Ein Schlangenkopf und eine spiegelverkehrte Hausnummer
An den Andreasmarkt grenzt die Margaretenstraße. Auf der Ecke lagen früher – genau gegenüber – das Sonntagsfrühschoppenlokal meines Vaters, wo er 1966 mit weißem Seidenschal mit Freunden meine Geburt begossen hat und das Vereinslokal meiner Mutter. Hier hat sie sich noch vor zehn Jahren mittwochs nach dem Turnen mit ihren Turnschwestern auf ein Alt-Schuss getroffen. Heute sind die Gaststätten „Kossing“ und „Be de Buer“ Wohnhäuser. Das Kneipensterben hat auch in einem touristischen Kleinod wie Linn seine Spuren hinterlassen. Aber ein Kneipenhighlight gibt es noch. Dort kehren wir zum Schluss unserer Tour ein. Jetzt biegen wir aber erst einmal in die Margaretenstraße ab und lassen uns vom Charme des schiefen und krummen Fachwerkhauses mit der Nummer 19 umhauen. Auf einer Tafel am Mauerwerk ist zu lesen, dass es sich um ein Kaufmannshaus aus dem Jahr 1665 handelt. Auffallend sind die Holzläden, auch „Schlagläden“ genannt. Heinz-Peter Beurskens weiß: „Solche Läden wurden immer dann eingesetzt, wenn man kein Geld für Fensterglas hatte. Die Läden passten genau in die Fensteröffnung und schützten somit vor Kälte.“ Direkt nebenan eine weitere Kuriosität: Mit seinem weißen Kalkputz wirkt das Haus aus dem Jahr 1601 unspektakulär. Spektakulär ist aber die Geschichte, die uns der Nachtwächter erzählt: „Nach der Eingemeindung nach Krefeld wollten die Linner so schöne Häuser haben wie die Seidenbarone in Krefeld. Dafür haben sie das ursprüngliche Fachwerk verputzt und ihrem Haus einen künstlichen Giebel aufgesetzt.“
Im unteren Bereich entdecken wir eine Holztür, die aussieht wie eine Kellertür. Aber wir lernen: Das ist eine „Hochwassertür“. Der Linn-Kenner klärt uns auf: „Die Häuser in Alt-Linn hatten wegen der Hochwassergefahr keine Keller. Diese Holztüre wurde bei Hochwasser geöffnet, damit das Wasser das Haus umspülen konnte und den Druck vom Mauerwerk nahm.“ Abergläubige Linner hatten da allerdings noch eine andere Lösung: Sie brachten einen Schlangenkopf an ihrem Treppengeländer an und hofften so, vor Hochwasser geschützt zu sein. Am Anfang der Margaretenstraße ist ein Beispiel zu sehen. Wo wir gerade beim Aberglauben sind: Schräg gegenüber hängt eine spiegelverkehrte Hausnummer „4“. Das sollte vor der Pest schützen.

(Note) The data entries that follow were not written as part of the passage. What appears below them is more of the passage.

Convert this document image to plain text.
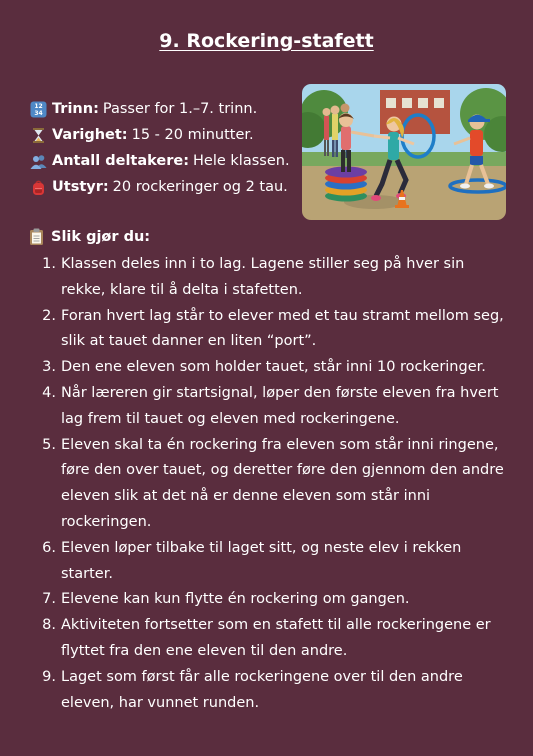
9. Rockering-stafett
12
34 Trinn: Passer for 1.–7. trinn.
Varighet: 15 - 20 minutter.
Antall deltakere: Hele klassen.
Utstyr: 20 rockeringer og 2 tau.
Slik gjør du:
1. Klassen deles inn i to lag. Lagene stiller seg på hver sin rekke, klare til å delta i stafetten.
2. Foran hvert lag står to elever med et tau stramt mellom seg, slik at tauet danner en liten “port”.
3. Den ene eleven som holder tauet, står inni 10 rockeringer.
4. Når læreren gir startsignal, løper den første eleven fra hvert lag frem til tauet og eleven med rockeringene.
5. Eleven skal ta én rockering fra eleven som står inni ringene, føre den over tauet, og deretter føre den gjennom den andre eleven slik at det nå er denne eleven som står inni rockeringen.
6. Eleven løper tilbake til laget sitt, og neste elev i rekken starter.
7. Elevene kan kun flytte én rockering om gangen.
8. Aktiviteten fortsetter som en stafett til alle rockeringene er flyttet fra den ene eleven til den andre.
9. Laget som først får alle rockeringene over til den andre eleven, har vunnet runden.
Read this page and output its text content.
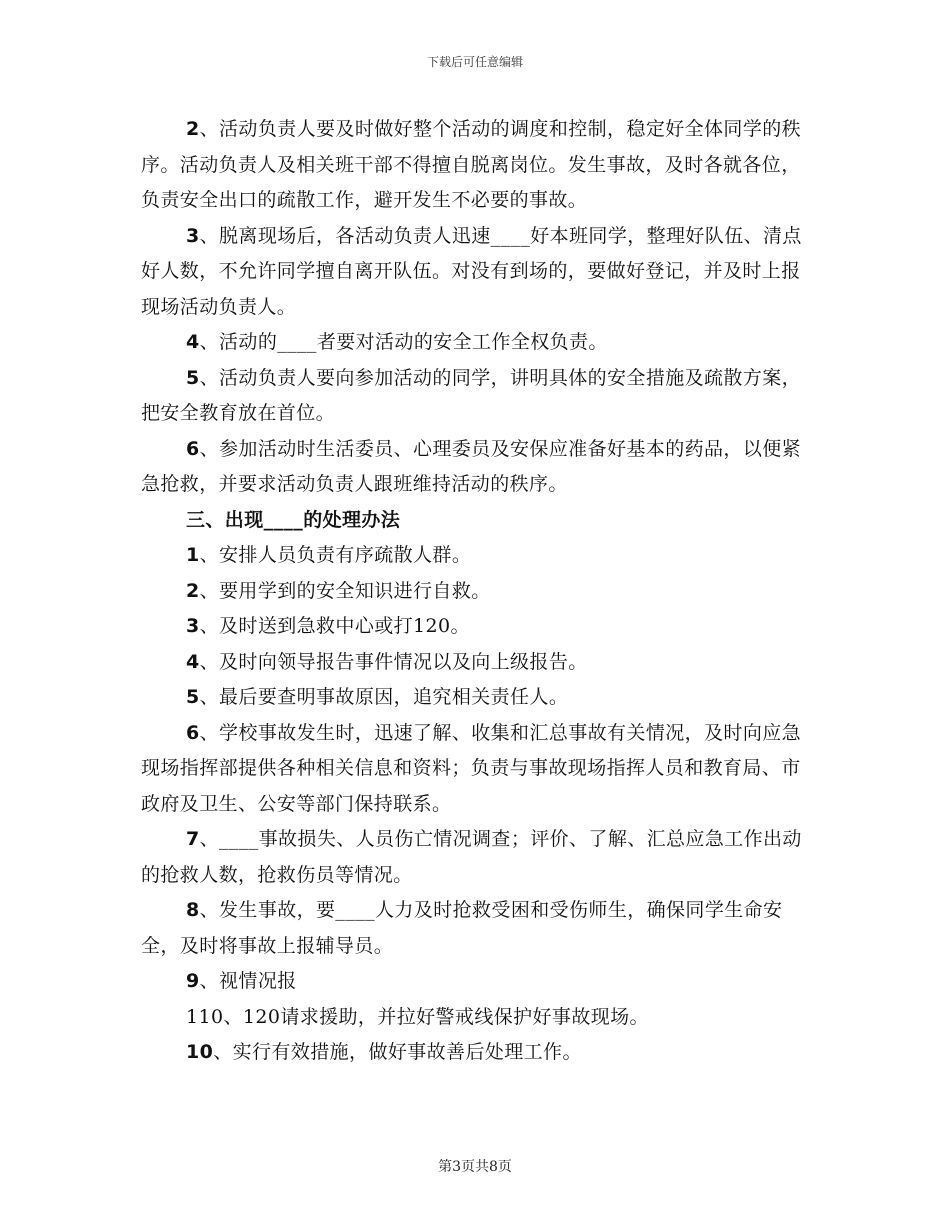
下载后可任意编辑

2、活动负责人要及时做好整个活动的调度和控制，稳定好全体同学的秩序。活动负责人及相关班干部不得擅自脱离岗位。发生事故，及时各就各位，负责安全出口的疏散工作，避开发生不必要的事故。

3、脱离现场后，各活动负责人迅速____好本班同学，整理好队伍、清点好人数，不允许同学擅自离开队伍。对没有到场的，要做好登记，并及时上报现场活动负责人。

4、活动的____者要对活动的安全工作全权负责。

5、活动负责人要向参加活动的同学，讲明具体的安全措施及疏散方案，把安全教育放在首位。

6、参加活动时生活委员、心理委员及安保应准备好基本的药品，以便紧急抢救，并要求活动负责人跟班维持活动的秩序。

三、出现____的处理办法

1、安排人员负责有序疏散人群。

2、要用学到的安全知识进行自救。

3、及时送到急救中心或打120。

4、及时向领导报告事件情况以及向上级报告。

5、最后要查明事故原因，追究相关责任人。

6、学校事故发生时，迅速了解、收集和汇总事故有关情况，及时向应急现场指挥部提供各种相关信息和资料；负责与事故现场指挥人员和教育局、市政府及卫生、公安等部门保持联系。

7、____事故损失、人员伤亡情况调查；评价、了解、汇总应急工作出动的抢救人数，抢救伤员等情况。

8、发生事故，要____人力及时抢救受困和受伤师生，确保同学生命安全，及时将事故上报辅导员。

9、视情况报

110、120请求援助，并拉好警戒线保护好事故现场。

10、实行有效措施，做好事故善后处理工作。

第3页共8页
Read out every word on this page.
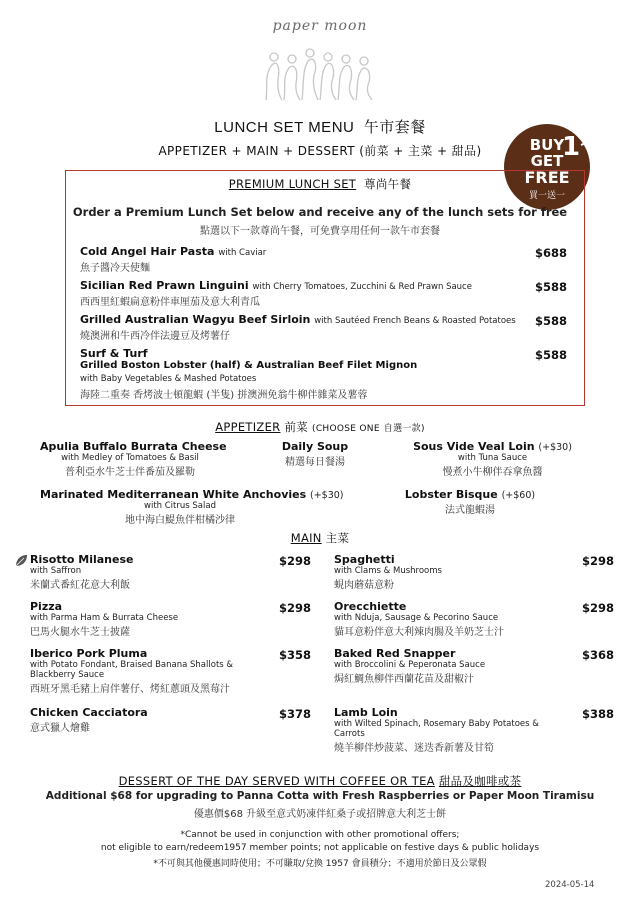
paper moon
LUNCH SET MENU 午市套餐
APPETIZER + MAIN + DESSERT (前菜 + 主菜 + 甜品)	BUY
GET
FREE
1*
買一送一
PREMIUM LUNCH SET 尊尚午餐
Order a Premium Lunch Set below and receive any of the lunch sets for free
點選以下一款尊尚午餐，可免費享用任何一款午市套餐
Cold Angel Hair Pasta with Caviar
魚子醬冷天使麵
$688
Sicilian Red Prawn Linguini with Cherry Tomatoes, Zucchini & Red Prawn Sauce
西西里紅蝦扁意粉伴車厘茄及意大利青瓜
$588
Grilled Australian Wagyu Beef Sirloin with Sautéed French Beans & Roasted Potatoes
燒澳洲和牛西冷伴法邊豆及烤薯仔
$588
Surf & Turf
Grilled Boston Lobster (half) & Australian Beef Filet Mignon
with Baby Vegetables & Mashed Potatoes
海陸二重奏 香烤波士頓龍蝦 (半隻) 拼澳洲免翁牛柳伴雜菜及薯蓉
$588
APPETIZER 前菜 (CHOOSE ONE 自選一款)
Apulia Buffalo Burrata Cheese
with Medley of Tomatoes & Basil
普利亞水牛芝士伴番茄及羅勒
Daily Soup
精選每日餐湯
Sous Vide Veal Loin (+$30)
with Tuna Sauce
慢煮小牛柳伴吞拿魚醬
Marinated Mediterranean White Anchovies (+$30)
with Citrus Salad
地中海白鯷魚伴柑橘沙律
Lobster Bisque (+$60)
法式龍蝦湯
MAIN 主菜
Risotto Milanese
with Saffron
米蘭式番紅花意大利飯
$298 Spaghetti
with Clams & Mushrooms
蜆肉蘑菇意粉
$298
Pizza
with Parma Ham & Burrata Cheese
巴馬火腿水牛芝士披薩
$298 Orecchiette
with Nduja, Sausage & Pecorino Sauce
貓耳意粉伴意大利辣肉腸及羊奶芝士汁
$298
Iberico Pork Pluma
with Potato Fondant, Braised Banana Shallots &
Blackberry Sauce
西班牙黑毛豬上肩伴薯仔、烤紅蔥頭及黑莓汁
$358 Baked Red Snapper
with Broccolini & Peperonata Sauce
焗紅鯛魚柳伴西蘭花苗及甜椒汁
$368
Chicken Cacciatora
意式獵人燴雞
$378 Lamb Loin
with Wilted Spinach, Rosemary Baby Potatoes &
Carrots
燒羊柳伴炒菠菜、迷迭香新薯及甘筍
$388
DESSERT OF THE DAY SERVED WITH COFFEE OR TEA 甜品及咖啡或茶
Additional $68 for upgrading to Panna Cotta with Fresh Raspberries or Paper Moon Tiramisu
優惠價$68 升級至意式奶凍伴紅桑子或招牌意大利芝士餅
*Cannot be used in conjunction with other promotional offers;
not eligible to earn/redeem1957 member points; not applicable on festive days & public holidays
*不可與其他優惠同時使用；不可賺取/兌換 1957 會員積分；不適用於節日及公眾假
2024-05-14
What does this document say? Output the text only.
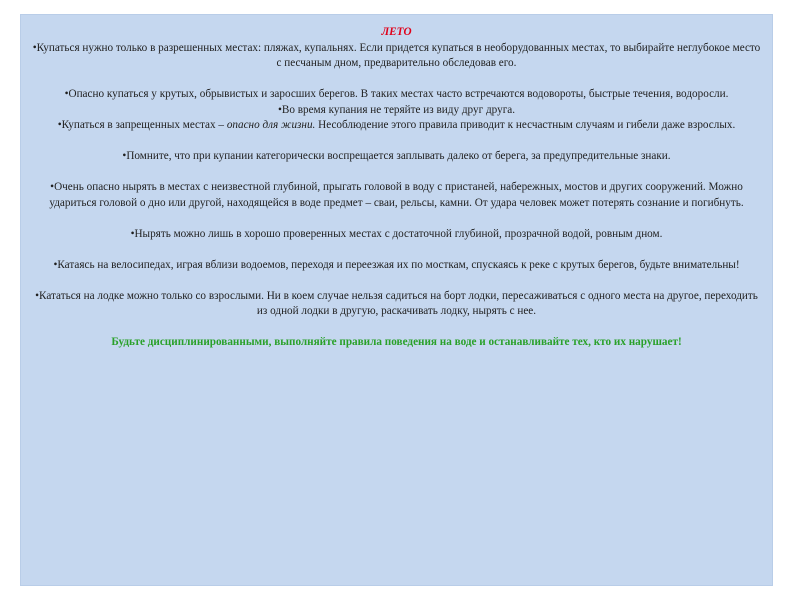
ЛЕТО

•Купаться нужно только в разрешенных местах: пляжах, купальнях. Если придется купаться в необорудованных местах, то выбирайте неглубокое место с песчаным дном, предварительно обследовав его.

•Опасно купаться у крутых, обрывистых и заросших берегов. В таких местах часто встречаются водовороты, быстрые течения, водоросли.

•Во время купания не теряйте из виду друг друга.

•Купаться в запрещенных местах – опасно для жизни. Несоблюдение этого правила приводит к несчастным случаям и гибели даже взрослых.

•Помните, что при купании категорически воспрещается заплывать далеко от берега, за предупредительные знаки.

•Очень опасно нырять в местах с неизвестной глубиной, прыгать головой в воду с пристаней, набережных, мостов и других сооружений. Можно удариться головой о дно или другой, находящейся в воде предмет – сваи, рельсы, камни. От удара человек может потерять сознание и погибнуть.

•Нырять можно лишь в хорошо проверенных местах с достаточной глубиной, прозрачной водой, ровным дном.

•Катаясь на велосипедах, играя вблизи водоемов, переходя и переезжая их по мосткам, спускаясь к реке с крутых берегов, будьте внимательны!

•Кататься на лодке можно только со взрослыми. Ни в коем случае нельзя садиться на борт лодки, пересаживаться с одного места на другое, переходить из одной лодки в другую, раскачивать лодку, нырять с нее.

Будьте дисциплинированными, выполняйте правила поведения на воде и останавливайте тех, кто их нарушает!
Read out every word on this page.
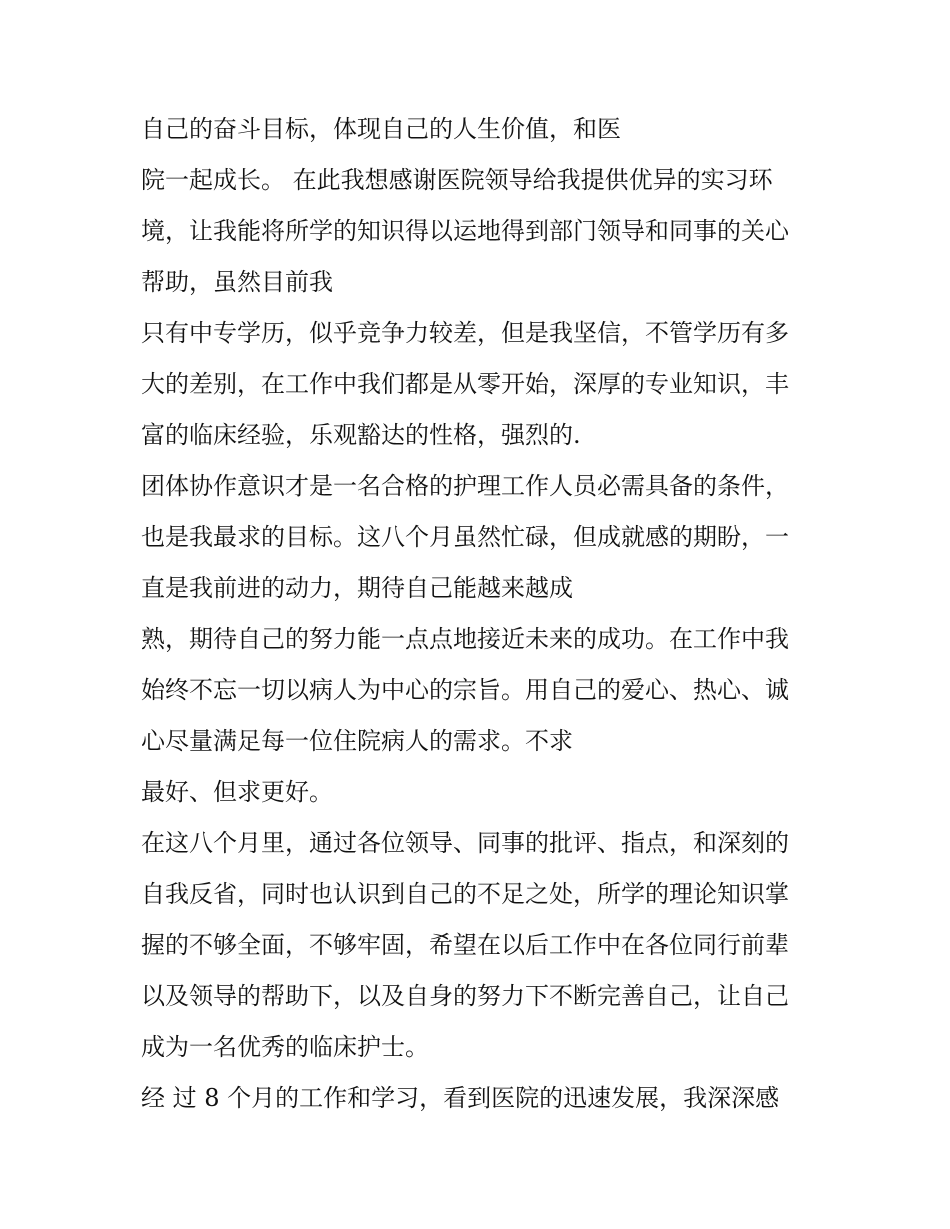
自己的奋斗目标，体现自己的人生价值，和医
院一起成长。 在此我想感谢医院领导给我提供优异的实习环
境，让我能将所学的知识得以运地得到部门领导和同事的关心
帮助，虽然目前我
只有中专学历，似乎竞争力较差，但是我坚信，不管学历有多
大的差别，在工作中我们都是从零开始，深厚的专业知识，丰
富的临床经验，乐观豁达的性格，强烈的.
团体协作意识才是一名合格的护理工作人员必需具备的条件，
也是我最求的目标。这八个月虽然忙碌，但成就感的期盼，一
直是我前进的动力，期待自己能越来越成
熟，期待自己的努力能一点点地接近未来的成功。在工作中我
始终不忘一切以病人为中心的宗旨。用自己的爱心、热心、诚
心尽量满足每一位住院病人的需求。不求
最好、但求更好。
在这八个月里，通过各位领导、同事的批评、指点，和深刻的
自我反省，同时也认识到自己的不足之处，所学的理论知识掌
握的不够全面，不够牢固，希望在以后工作中在各位同行前辈
以及领导的帮助下，以及自身的努力下不断完善自己，让自己
成为一名优秀的临床护士。
经 过 8 个月的工作和学习，看到医院的迅速发展，我深深感
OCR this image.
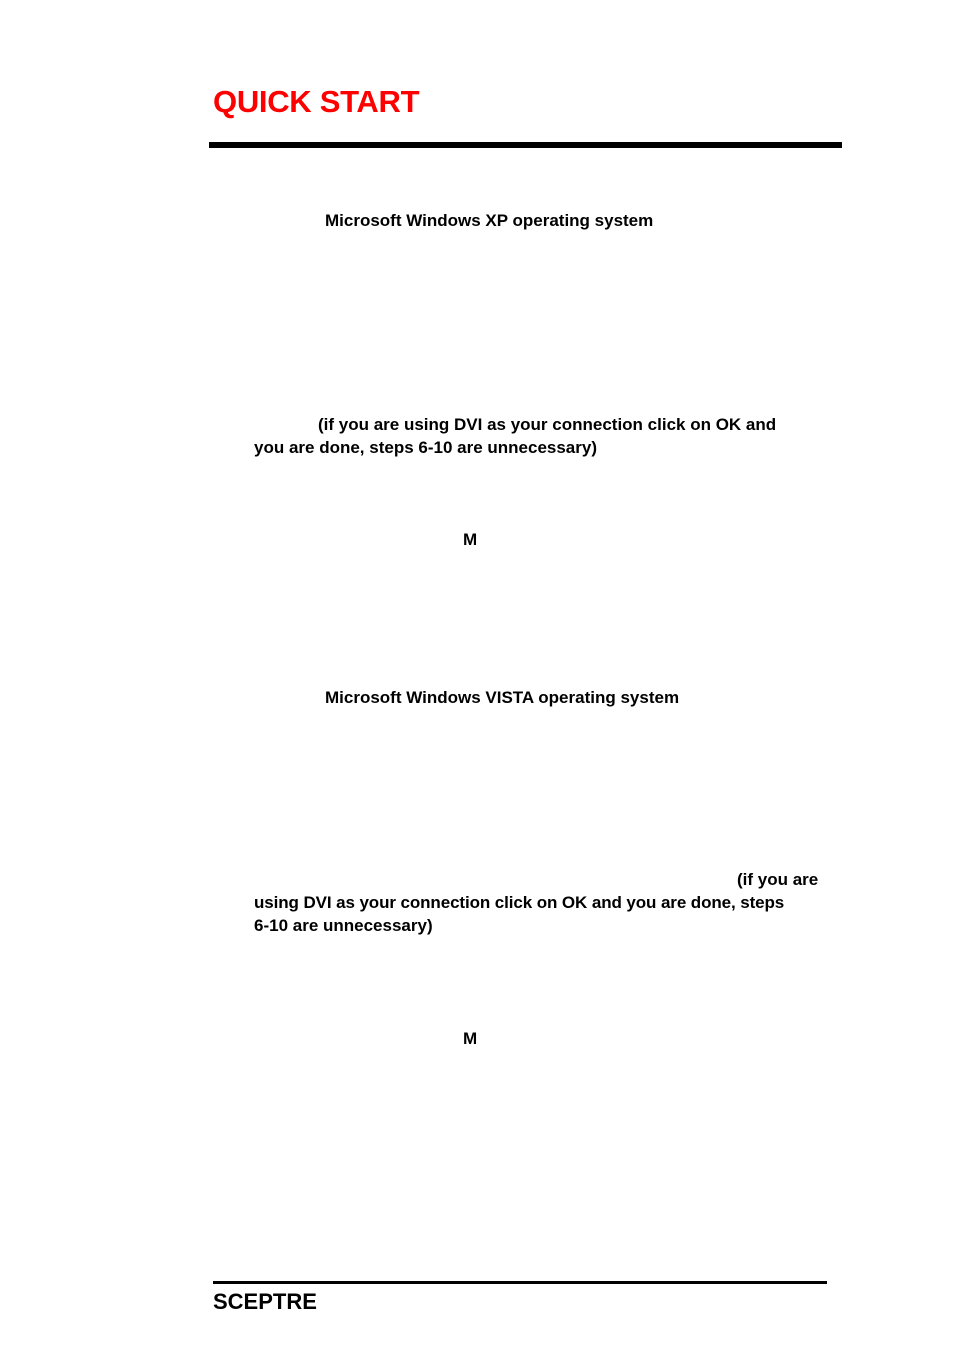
QUICK START

Microsoft Windows XP operating system

(if you are using DVI as your connection click on OK and

you are done, steps 6-10 are unnecessary)

M

Microsoft Windows VISTA operating system

(if you are

using DVI as your connection click on OK and you are done, steps

6-10 are unnecessary)

M

SCEPTRE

Schmal aufgestellt mit 3,75 Metern Hausbreite
Auf der Margaretenstraße steht auch das älteste Haus von Linn, Baujahr 1526. Die Fassade trägt ein zartes Gelb – Understatement? Da sind die beiden Lila-Laune-Häuser ein paar Meter weiter schon etwas anderes. Sie gehören zu den schmalsten des Ortes und wurden irgendwann von ihrem Eigentümer zu einem Wohnhaus umgebaut. Direkt gegenüber wohnt Juliane Winkelmann mit ihrem Mann in Mauern aus dem Jahr 1850 – ebenfalls eher schmal aufgestellt: „Unser Haus ist 3,75 Meter breit. Unten sind Essbereich, Küche und Gäste-WC, in der ersten Etage das Wohnzimmer und ein Ankleidezimmer und in der zweiten Etage Schlafzimmer und Badezimmer.“ Seit elf Jahren genießt das Ehepaar das Leben auf 80 Quadratmetern ohne Hof oder Garten. „Wir haben aber einen Schrebergarten in der Nähe“, lacht Juliane Winkelmann, und wir freuen uns mit ihr. Ein Teil der Linner Schrebergärten liegt mitten im Park und grenzt unmittelbar an den äußeren Burggraben – eine schönere Lage gibt es in ganz Krefeld wohl kaum.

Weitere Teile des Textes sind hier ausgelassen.